10. How will the paper be distributed to readers nationwide?

Postal. In certain cities, we may use alternative distribution. The first issue is going to 75,000, and the second issue in September will go to a similar sized audience. But it will be predominantly be post office. We control the circulations pretty tight on these publications.

11. What will be the Web presence? Will breaking stories be posted on the Internet first?

For sure. The four people we have hired right now are trying to figure out how to do that on an ongoing basis. The intent is to integrate online reporting with print reporting. I don’t think that’s unusual. It makes more sense. We want to be the first ones with the story, and the Web allows us to do that.
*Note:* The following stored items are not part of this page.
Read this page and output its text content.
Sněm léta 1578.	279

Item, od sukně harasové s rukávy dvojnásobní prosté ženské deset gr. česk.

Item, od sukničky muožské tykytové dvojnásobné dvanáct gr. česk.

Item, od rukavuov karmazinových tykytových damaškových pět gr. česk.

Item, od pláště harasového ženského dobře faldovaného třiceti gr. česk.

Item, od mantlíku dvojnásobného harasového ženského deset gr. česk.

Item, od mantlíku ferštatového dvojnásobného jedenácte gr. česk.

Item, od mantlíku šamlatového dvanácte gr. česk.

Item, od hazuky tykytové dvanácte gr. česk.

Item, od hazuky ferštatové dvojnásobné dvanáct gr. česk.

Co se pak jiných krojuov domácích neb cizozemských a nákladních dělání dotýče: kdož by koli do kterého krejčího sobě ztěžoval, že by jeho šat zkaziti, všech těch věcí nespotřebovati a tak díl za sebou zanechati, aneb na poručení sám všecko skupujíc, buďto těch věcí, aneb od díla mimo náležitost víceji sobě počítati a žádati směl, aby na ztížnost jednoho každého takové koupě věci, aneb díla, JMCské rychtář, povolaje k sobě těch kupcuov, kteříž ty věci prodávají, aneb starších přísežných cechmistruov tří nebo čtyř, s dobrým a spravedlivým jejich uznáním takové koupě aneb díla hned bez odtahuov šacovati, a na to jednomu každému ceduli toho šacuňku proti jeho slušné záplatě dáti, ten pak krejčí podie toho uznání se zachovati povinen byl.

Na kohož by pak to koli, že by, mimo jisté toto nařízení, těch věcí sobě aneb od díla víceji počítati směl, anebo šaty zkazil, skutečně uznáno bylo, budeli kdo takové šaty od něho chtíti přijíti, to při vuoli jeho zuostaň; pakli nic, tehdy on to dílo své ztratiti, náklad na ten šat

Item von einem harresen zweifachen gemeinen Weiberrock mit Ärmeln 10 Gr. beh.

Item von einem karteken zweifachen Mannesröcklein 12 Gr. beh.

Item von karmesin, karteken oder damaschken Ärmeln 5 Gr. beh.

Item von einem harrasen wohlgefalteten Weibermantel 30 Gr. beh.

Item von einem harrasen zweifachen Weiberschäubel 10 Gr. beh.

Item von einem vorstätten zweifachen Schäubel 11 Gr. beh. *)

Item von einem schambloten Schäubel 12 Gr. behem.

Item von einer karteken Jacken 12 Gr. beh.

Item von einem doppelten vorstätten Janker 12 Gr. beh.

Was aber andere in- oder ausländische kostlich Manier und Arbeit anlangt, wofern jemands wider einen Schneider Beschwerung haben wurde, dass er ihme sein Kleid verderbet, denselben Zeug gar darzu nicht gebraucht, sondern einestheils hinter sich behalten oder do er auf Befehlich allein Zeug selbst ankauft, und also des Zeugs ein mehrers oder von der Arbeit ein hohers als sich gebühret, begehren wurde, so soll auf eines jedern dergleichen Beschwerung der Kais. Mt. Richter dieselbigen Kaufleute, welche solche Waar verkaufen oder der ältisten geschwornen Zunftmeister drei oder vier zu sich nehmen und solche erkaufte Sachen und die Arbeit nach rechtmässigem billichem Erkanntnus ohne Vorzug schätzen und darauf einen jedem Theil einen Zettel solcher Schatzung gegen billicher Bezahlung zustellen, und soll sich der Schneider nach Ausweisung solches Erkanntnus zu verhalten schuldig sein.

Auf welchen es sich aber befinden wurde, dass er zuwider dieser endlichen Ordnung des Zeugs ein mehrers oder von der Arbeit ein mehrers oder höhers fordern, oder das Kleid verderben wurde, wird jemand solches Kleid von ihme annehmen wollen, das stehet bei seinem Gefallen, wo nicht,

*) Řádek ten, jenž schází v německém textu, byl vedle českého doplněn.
12. How is the process going in finding an editor?

We’re going through the interviewing process. We’re looking for a certain kind of editor, and I desperately want someone who is hard news. Most of what we look at in terms of hiring editorial staff is newspapers. It won’t be as broad as the Wall Street Journal, but it won’t be as deep as Pensions & Investments. But we can go deep if we want to, and will go deep. That’s why I like daily newspaper reporters and editors. Daily newspaper people have pretty good news judgment.